Halalt First Nation near Crofton hit hard by Saturday’s flooding event

Halalt First Nation near Crofton hit hard by Saturday's flooding event
Watch121 people living on the First Nation are now staying in a hotel because of the flooding

A First Nation near Crofton is facing a housing challenge following the massive flooding this weekend. With waters rising dangerously fast, many Halalt members were forced to evacuate their homes with little more than the clothes they were wearing.

It was a dramatic scene Garry Norris woke up to at 2 a.m. Saturday morning.

The water level was quickly rising and heavy rains were coming down the chimney.

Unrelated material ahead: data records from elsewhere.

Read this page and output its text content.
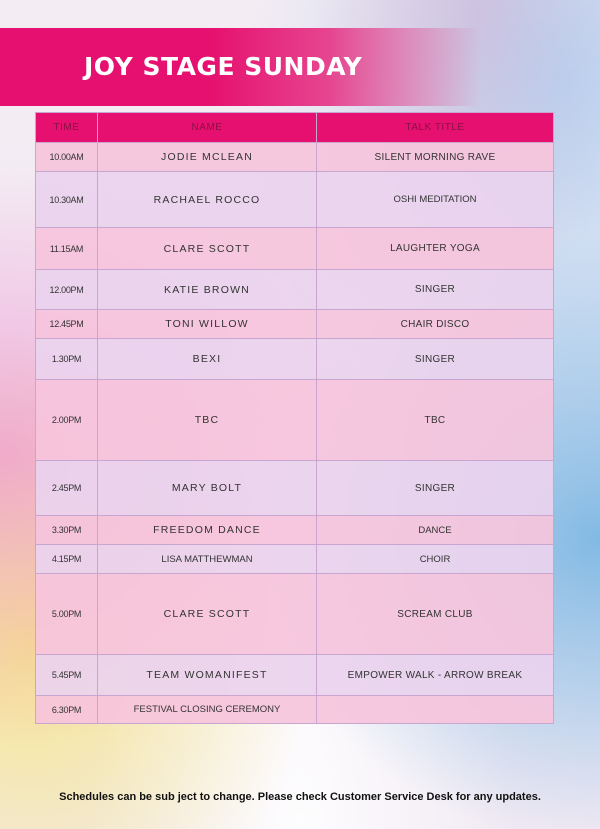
JOY STAGE SUNDAY
TIME	NAME	TALK TITLE
10.00AM	JODIE MCLEAN	SILENT MORNING RAVE
10.30AM	RACHAEL ROCCO	OSHI MEDITATION
11.15AM	CLARE SCOTT	LAUGHTER YOGA
12.00PM	KATIE BROWN	SINGER
12.45PM	TONI WILLOW	CHAIR DISCO
1.30PM	BEXI	SINGER
2.00PM	TBC	TBC
2.45PM	MARY BOLT	SINGER
3.30PM	FREEDOM DANCE	DANCE
4.15PM	LISA MATTHEWMAN	CHOIR
5.00PM	CLARE SCOTT	SCREAM CLUB
5.45PM	TEAM WOMANIFEST	EMPOWER WALK - ARROW BREAK
6.30PM	FESTIVAL CLOSING CEREMONY	
Schedules can be sub ject to change. Please check Customer Service Desk for any updates.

“Our chimney acted just like a funnel so we rushed around trying to get everything off the floor in the living room, throwing it on the tables by the time I got to the bedrooms to do the same thing the floor was covered with water already,” said Norris.

Norris said water started flowing down the hallways like a river when firefighters arrived.

“They were pounding on the doors and yelling from the road telling us to get out. Shut the hydro off before you get electrocuted.”

Firefighters helped Gary and six others evacuate the home.

“The guy was pretty tall but when he walked us out the water was about chest high on him so they took us to the higher level where we could get on the fire truck and they took us to Duncan,” said Norris.

The Halalt First Nation says the septic fields of all 41 of the reserves homes have failed, 14 basements flooded and three homes may have to be condemned. It’s led to 121 people staying at a Ladysmith hotel.

The nation’s chief said the flooding is nearly unprecedented.

“I’m 62 and I’ve never seen it but one of our elders said it’s been 75 years since there’s been one like this,” said Walter Thomas.

The band has reached out for provincial and federal funding.

The chief says the E&N railway line, on one side of the reserve, with only two culverts made matters worse because the water had no place to go.

“There was a four to five-foot difference from the height of the water on this side to the other side so that dyke doesn’t have enough drainage because if it did this side would have never flooded,” said Thomas.

Norris says he’s just feeling stressed at not knowing if he’ll ever be able to live in his house again.

The First Nation’s woes were part of a state of emergency declared in the region Saturday. It was lifted Sunday.